Massive undersea earthquake felt in Moscow, no casualties

MOSCOW (AFP) - A massive undersea earthquake on Friday in Russia's Far East prompted a tsunami warning and unleashed tremors across Russia including in Moscow around 7,000km away, but caused no casualties or damage.

The US Geological Survey (USGS) estimated the quake at 8.3 magnitude and placed its epicentre in the Sea of Okhotsk off the shore of the Kamchatka Peninsula at a depth of more than 600km.

Russia issued a tsunami warning for Sakhalin island and its region, prompting residents to leave their homes for higher ground.

But the warning was lifted minutes later, with no casualties.

"I was sitting at my work desk and it started shaking like this," a young woman from Sakhalin island said in televised remarks, rocking her arms. "It was scary to be honest."

"I don't know what it was, but my sofa shook a bit," an elderly woman added in remarks broadcast on Rossiya 24 television.

The quake was felt most strongly in the city of Petropavlovsk-Kamchatsky, around 560km away, but there were no casualties or damage, the emergency situations ministry said.

"It shook for a long time and it was quite scary. The walls were rocking and the chandelier shaking," one elderly woman resident told Channel One television.

"Parked cars moved back and forward a few centimetres," a young man told the channel.

The huge magnitude and great depth of the quake meant that its echoes were felt across the Eurasian continent including in the Russian capital itself.

"The whole plate - on which the continent stands - shook," Mr Anatoly Tsygankov of the state Rosgidromet environmental monitoring service told AFP.

"And this movement of the continental plate was felt all over Russia - not just in Moscow, we received calls from Nizhny Novgorod and other cities."

Aftershocks were also recorded in the Siberian regions of Krasnoyarsk, Tomsk and Novosibirsk, the emergency situations ministry said.

In Moscow, which is eight timezones away from the region hit by the quake, "the earthquake was felt on the top floors of high-rise buildings," the emergency situations ministry said.

It received reports of chandeliers swinging and water in aquariums shaking as a result of the quake, a ministry spokesman said.

In central Moscow, staff of an insurance company were evacuated for an hour after some saw furniture move and windows shaking, Russian media reported.

"We were sitting in the office and felt that it was shaking very strongly.

We joked that it was like an elephant had moved in," staff member Ksenia Kruglova told the Life News website.

Several other office buildings in Moscow were briefly evacuated, witnesses wrote on Twitter, posting photographs of people huddled on the street.

The emergency ministry even opened a hotline number to calm shaken Muscovites.

"Moscow is part of the zone where possible repercussions from earthquakes can be felt. It's not dangerous but important, for example, for building standards," Dr Arkady Tishkov of the Geography Institute at the Russian Academy of Sciences told Interfax.

Experts said that the last time Moscow felt serious tremors was in 1977 as a result of a major earthquake in Romania.

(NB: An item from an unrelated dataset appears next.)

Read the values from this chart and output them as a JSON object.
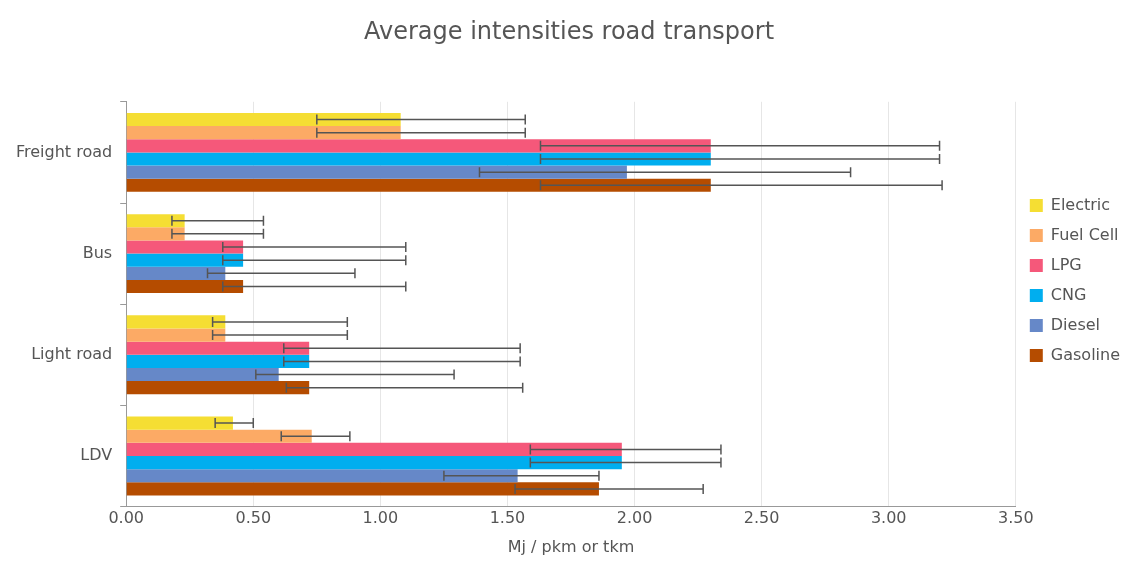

In the northwestern city of Saint Petersburg, a 22-storey office building was evacuated after the people working there felt the building shaking, the local emergency situations ministry said, although it was not clear if the quake was the cause.

The waves from such a quake travel long distances deep beneath Earth's surface, said Dr Alexei Lyubushin, chief researcher at the Institute of Physics of the Earth at the Russian Academy of Sciences.

"If an earthquake happens at such a low depth, the waves move along low layers, practically the mantle," he told Kommersant FM radio.

"The waves can even move through the Earth's core," he added.

There have been four major earthquakes with a similar epicentre since 1988 but because of their great depth they have not caused damage, the USGS said.